Mulching is essential for any healthy garden, but can sometimes be overlooked.
Mulch is an organic and biodegradable material that mimics the forest floor. Mulch covers the ground and insulates the soil from sun, evaporation, and erosion. So the layer of mulch acts as a sort of semi-permeable barrier that allows rain to seep through to the soil but also helps to slow down water loss through evaporation.
Mulch is good for the soil, which in turn is good for your plants. It supports the important work done by microorganisms by retaining moisture. This prevents roots from drying out and deters weeds that compete with your plant’s nutrients…
Mulching should be tackled differently in different climates and different seasons.
In hot and dry climates your mulch layer should be thicker to help retain moisture and protect from the hot sun.
In cool and wet climates you would use a thinner layer of mulch that will protect the soil from erosion but also allowing moisture to evaporate preventing fungal issues.
In hot and humid climates a medium layer of mulch is required to help both erosion from torrential rains but also allows for evaporation preventing fungal diseases and also protects the soil from the hot sun.
Many types of mulch can be used and observing what works best in your climate and garden and making adjustments as you go along. In our garden and our climate, we focus on using free materials and living mulch.
Living mulch is a great option and using companion perennials to do the hard work for you is very successful – it’s a win-win. Don’t be concerned that living mulch will compete and smother your primary plants.
Think of your garden like a forest floor where plant species naturally grow and intertwine with each other. We use rambling herbs and native violets as living mulch around our vegetables and we plant comfrey under our fruit trees especially around our bananas as they love to live and grow next to each other.
Chop and drop mulch is another method we use daily in our garden.
Usually, we chop and drop weeds, comfrey, and other leaves that require pruning and drop them directly onto the soil and often we then cover them in newspaper and sugarcane mulch is then added on top.
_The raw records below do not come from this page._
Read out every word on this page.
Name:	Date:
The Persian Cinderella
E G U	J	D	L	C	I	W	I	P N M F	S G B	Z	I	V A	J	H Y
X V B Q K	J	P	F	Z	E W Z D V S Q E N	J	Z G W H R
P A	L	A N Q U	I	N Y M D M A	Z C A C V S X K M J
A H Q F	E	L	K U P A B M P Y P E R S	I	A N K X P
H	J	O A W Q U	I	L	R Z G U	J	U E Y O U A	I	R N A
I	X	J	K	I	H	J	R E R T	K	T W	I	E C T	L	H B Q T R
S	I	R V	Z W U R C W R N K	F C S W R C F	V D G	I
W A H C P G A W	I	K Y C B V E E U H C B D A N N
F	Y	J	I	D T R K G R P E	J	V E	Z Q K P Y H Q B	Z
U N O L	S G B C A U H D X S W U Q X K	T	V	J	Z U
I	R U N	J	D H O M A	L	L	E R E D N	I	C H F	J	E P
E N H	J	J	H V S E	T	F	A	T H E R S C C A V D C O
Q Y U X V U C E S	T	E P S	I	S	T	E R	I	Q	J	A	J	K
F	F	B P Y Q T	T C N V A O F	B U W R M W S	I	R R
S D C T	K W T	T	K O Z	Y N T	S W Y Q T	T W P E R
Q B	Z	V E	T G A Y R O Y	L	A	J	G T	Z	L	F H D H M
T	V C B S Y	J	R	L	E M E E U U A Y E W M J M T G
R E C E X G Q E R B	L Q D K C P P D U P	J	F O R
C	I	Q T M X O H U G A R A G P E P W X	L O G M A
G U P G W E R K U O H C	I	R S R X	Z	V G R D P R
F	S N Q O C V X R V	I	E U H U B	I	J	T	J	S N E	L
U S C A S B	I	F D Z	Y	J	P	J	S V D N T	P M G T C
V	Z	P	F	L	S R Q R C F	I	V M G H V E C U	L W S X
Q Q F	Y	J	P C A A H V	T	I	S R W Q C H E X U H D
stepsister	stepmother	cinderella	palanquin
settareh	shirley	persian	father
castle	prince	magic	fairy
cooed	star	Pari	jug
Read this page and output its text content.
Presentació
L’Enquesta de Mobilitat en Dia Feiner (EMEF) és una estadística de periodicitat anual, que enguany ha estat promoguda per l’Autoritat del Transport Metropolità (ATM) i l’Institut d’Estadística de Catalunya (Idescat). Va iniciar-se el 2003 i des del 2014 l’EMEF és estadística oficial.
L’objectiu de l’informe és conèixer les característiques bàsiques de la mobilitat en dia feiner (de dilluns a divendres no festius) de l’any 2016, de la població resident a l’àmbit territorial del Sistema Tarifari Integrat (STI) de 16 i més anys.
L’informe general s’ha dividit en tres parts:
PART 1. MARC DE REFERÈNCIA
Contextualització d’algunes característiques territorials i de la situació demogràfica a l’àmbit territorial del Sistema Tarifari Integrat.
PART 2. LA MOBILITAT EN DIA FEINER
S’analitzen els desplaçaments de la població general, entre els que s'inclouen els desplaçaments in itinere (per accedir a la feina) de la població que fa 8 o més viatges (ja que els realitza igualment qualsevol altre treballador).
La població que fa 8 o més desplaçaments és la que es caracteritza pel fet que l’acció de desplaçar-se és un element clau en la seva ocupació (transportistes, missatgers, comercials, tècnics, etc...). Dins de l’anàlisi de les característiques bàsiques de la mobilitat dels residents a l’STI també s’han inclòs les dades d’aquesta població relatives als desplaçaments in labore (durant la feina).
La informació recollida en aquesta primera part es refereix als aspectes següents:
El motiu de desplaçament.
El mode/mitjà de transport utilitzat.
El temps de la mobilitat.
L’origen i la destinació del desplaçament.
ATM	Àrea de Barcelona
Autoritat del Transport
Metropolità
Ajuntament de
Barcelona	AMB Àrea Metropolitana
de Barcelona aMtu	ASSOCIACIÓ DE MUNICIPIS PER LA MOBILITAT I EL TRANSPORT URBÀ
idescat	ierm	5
We are a great believer in our garden that what comes from the earth should always be given back.
Leaf mulch is perfect and helps to retain moisture. Whenever we use leaves as mulch, I love to go back and visit a few weeks later and lift a little of the mulch to see the web of mycorrhizal fungi spreading along the soil – enhancing plant access to soil nutrients and water.
Wood chips work similar to leaf mulch but take a little longer to decompose. Wood chips are free on our property as we chip fallen branches straight onto our garden. Wood chips take 2-3 years to break down, but when they do, they are a wonderful soil conditioner adding a nitrogen content back into the soil and thus providing nutrients for growing plants.
We think the key to mulching your garden is to not have all your eggs in one basket so to speak.
We like to use a combination of all methods to aid in weed suppression and fertilisation. We have found that combining dry mulch with green mulch coupled together creates a nitrogen source, similar to a compost bin – layering greens and browns – & your plants will thank you.